A fun (and genuinely real) detour: argan oil

Goats in argan trees, Morocco
Goats climbing argan trees near Essaouira — a real, if often photographed, sight in southwestern Morocco

You'll likely see the famous photo (or the actual goats) near Essaouira and along the road south: goats really do climb argan trees to eat the fruit, and it's not staged wildlife behavior — it's genuinely how they forage. Argan oil itself, pressed from the tree's kernels, is a real Moroccan export used both in cooking (a nuttier, amber variety) and cosmetics (cold-pressed, for skin and hair). Women's cooperatives sell it directly and are worth supporting; just know that roadside 'free demonstration' stops on tour-bus routes mark up prices heavily compared to what you'd pay in a Marrakech medina shop or an actual cooperative store.

What it costs, all in

Meal typePrice per person
Street food / snack$1-4
Casual sit-down restaurant$5-9
Mid-range restaurant$10-18
Nice dinner out$18-30

Questions people actually ask

Is Moroccan food spicy?
Generally no — it's deeply spiced (cumin, cinnamon, saffron, preserved lemon, ras el hanout) but rarely chili-hot.

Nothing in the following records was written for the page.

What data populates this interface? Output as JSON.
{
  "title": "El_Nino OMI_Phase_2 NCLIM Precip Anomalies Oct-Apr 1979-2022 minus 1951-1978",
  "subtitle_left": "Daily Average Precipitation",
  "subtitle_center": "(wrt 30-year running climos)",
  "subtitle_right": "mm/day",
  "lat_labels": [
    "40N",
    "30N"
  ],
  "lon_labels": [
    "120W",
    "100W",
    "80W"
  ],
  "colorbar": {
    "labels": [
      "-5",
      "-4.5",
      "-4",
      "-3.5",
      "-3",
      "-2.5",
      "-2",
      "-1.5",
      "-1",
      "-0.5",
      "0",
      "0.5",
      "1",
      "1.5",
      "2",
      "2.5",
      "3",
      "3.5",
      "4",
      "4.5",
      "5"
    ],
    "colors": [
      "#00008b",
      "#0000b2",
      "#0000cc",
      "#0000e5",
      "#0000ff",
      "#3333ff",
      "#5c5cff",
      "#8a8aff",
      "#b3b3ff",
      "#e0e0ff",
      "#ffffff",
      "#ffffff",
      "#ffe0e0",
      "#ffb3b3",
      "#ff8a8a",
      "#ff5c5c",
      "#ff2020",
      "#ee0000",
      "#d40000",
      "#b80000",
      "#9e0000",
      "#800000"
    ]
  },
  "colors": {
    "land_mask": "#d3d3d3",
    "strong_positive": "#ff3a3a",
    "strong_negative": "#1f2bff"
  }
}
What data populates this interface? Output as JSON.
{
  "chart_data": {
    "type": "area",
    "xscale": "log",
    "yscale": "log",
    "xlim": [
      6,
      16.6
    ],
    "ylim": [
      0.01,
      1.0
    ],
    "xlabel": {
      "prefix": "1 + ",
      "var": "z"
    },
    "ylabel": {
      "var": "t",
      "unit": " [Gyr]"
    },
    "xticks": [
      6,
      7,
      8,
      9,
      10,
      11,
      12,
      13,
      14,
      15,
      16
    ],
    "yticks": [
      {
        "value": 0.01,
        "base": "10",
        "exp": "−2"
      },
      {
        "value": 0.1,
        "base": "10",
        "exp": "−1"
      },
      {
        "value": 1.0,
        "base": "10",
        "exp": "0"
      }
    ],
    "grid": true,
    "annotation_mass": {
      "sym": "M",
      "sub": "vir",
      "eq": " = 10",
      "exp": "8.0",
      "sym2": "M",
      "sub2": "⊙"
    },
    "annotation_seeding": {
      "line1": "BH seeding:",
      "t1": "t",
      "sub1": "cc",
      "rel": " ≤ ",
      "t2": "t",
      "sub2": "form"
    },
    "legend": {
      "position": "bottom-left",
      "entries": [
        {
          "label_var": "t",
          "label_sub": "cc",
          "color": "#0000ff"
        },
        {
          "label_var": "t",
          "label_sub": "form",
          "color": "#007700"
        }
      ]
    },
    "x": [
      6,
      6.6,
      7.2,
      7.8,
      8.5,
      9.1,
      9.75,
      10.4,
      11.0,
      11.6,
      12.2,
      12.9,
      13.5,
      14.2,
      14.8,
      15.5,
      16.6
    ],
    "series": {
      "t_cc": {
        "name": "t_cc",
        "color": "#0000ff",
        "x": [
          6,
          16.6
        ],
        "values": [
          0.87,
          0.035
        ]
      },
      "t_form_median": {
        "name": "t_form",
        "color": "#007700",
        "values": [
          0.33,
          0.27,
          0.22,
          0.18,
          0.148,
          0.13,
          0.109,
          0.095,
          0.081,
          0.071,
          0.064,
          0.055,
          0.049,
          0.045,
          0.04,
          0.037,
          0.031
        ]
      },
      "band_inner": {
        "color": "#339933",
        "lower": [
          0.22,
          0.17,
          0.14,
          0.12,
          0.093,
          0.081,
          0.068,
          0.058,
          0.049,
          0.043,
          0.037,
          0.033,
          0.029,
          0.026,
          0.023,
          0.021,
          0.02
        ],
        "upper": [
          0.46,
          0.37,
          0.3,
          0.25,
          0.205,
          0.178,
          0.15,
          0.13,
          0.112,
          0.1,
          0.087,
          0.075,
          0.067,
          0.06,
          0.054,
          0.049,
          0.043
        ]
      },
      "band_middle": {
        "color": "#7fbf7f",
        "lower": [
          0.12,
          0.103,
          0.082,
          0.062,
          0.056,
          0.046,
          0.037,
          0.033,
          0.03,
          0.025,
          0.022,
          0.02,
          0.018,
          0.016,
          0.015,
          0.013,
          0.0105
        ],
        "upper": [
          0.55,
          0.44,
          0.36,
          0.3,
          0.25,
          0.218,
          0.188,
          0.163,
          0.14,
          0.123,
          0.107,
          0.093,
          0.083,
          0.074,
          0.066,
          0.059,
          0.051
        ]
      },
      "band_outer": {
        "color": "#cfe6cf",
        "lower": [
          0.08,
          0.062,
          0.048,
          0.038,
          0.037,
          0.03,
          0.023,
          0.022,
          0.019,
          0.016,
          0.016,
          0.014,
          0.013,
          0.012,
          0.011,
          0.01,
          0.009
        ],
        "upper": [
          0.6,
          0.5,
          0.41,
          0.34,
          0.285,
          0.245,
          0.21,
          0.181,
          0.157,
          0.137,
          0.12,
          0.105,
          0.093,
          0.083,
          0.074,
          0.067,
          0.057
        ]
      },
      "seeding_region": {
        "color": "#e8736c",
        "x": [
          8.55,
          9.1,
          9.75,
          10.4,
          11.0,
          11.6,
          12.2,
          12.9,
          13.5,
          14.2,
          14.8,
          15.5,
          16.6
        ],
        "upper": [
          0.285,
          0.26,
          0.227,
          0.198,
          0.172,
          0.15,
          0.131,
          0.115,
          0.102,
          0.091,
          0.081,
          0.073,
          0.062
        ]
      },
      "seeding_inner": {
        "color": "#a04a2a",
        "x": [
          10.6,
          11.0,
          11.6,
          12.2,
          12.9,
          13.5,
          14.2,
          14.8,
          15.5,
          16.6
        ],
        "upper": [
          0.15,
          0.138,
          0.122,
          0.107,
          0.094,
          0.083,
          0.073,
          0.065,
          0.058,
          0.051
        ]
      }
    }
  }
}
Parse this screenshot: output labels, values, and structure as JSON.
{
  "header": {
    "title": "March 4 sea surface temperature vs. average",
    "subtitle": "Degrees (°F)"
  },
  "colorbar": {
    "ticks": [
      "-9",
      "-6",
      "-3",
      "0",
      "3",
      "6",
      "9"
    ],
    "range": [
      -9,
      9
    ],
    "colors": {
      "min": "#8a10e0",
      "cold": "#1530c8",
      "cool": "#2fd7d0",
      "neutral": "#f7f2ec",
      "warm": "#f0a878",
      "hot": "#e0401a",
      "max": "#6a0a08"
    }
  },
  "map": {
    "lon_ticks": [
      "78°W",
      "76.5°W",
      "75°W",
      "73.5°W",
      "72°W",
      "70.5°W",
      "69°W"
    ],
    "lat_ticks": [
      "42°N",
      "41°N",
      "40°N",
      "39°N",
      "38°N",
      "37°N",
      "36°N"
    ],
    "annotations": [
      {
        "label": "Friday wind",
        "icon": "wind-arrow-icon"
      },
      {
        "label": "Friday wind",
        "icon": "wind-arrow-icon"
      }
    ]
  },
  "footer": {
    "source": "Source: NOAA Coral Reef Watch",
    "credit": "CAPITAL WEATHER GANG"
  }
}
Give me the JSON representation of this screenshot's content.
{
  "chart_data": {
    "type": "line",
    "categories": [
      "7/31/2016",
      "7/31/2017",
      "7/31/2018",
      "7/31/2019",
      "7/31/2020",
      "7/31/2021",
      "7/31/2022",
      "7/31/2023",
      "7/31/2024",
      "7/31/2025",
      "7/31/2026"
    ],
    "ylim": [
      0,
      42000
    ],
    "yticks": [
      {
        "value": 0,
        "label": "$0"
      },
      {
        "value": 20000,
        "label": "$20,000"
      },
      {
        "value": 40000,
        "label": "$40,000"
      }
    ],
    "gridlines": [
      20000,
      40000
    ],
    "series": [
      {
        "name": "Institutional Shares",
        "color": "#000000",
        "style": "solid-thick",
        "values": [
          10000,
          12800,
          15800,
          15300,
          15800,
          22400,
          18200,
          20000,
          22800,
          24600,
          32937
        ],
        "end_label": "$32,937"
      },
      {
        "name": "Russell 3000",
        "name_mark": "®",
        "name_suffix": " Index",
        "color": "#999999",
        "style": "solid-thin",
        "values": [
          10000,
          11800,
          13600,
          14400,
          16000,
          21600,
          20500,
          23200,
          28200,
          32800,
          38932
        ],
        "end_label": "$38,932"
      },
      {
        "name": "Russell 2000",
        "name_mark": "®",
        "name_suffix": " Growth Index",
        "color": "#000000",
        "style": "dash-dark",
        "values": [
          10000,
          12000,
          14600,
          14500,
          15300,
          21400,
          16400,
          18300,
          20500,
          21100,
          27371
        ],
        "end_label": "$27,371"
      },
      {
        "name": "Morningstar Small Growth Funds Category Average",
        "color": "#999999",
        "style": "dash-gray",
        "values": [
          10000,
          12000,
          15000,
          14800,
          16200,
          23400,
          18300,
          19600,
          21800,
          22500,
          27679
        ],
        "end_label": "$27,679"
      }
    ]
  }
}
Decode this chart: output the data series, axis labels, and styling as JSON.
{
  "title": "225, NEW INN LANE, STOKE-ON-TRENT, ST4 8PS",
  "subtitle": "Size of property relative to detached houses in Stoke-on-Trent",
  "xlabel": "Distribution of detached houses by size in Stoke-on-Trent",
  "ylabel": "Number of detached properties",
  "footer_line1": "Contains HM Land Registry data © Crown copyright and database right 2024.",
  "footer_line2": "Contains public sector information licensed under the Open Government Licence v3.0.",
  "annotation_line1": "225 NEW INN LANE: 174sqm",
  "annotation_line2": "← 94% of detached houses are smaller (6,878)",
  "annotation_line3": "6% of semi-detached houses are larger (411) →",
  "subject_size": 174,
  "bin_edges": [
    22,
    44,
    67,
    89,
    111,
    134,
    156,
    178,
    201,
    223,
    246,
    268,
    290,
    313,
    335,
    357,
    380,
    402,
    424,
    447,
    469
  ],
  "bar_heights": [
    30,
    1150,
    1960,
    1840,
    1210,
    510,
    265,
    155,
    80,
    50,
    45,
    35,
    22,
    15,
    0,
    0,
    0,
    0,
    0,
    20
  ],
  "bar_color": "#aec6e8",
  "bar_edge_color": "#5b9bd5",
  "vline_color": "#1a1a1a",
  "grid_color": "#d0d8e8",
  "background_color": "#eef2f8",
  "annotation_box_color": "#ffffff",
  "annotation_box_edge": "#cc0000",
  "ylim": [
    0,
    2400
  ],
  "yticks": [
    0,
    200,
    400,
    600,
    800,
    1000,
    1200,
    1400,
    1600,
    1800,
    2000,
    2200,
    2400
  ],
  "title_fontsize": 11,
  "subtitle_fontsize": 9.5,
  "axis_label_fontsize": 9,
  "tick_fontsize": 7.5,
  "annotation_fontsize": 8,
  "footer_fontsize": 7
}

Spicy harissa is usually served on the side, so you control the heat yourself.
Can vegetarians and vegans eat well in Morocco?
Vegetarians do fine — vegetable tagine and couscous are on virtually every menu, though ask about broth bases. Vegans need to double-check bread, pastries, and sauces for butter, honey, and dairy, which show up more often than in vegetarian dishes.
Is alcohol available in Morocco?
Yes, at tourist-oriented restaurants, hotels, and bars in bigger cities and resort areas, since Morocco is more permissive than some Muslim-majority countries. It's not part of everyday dining culture though, and many local medina restaurants simply don't serve it.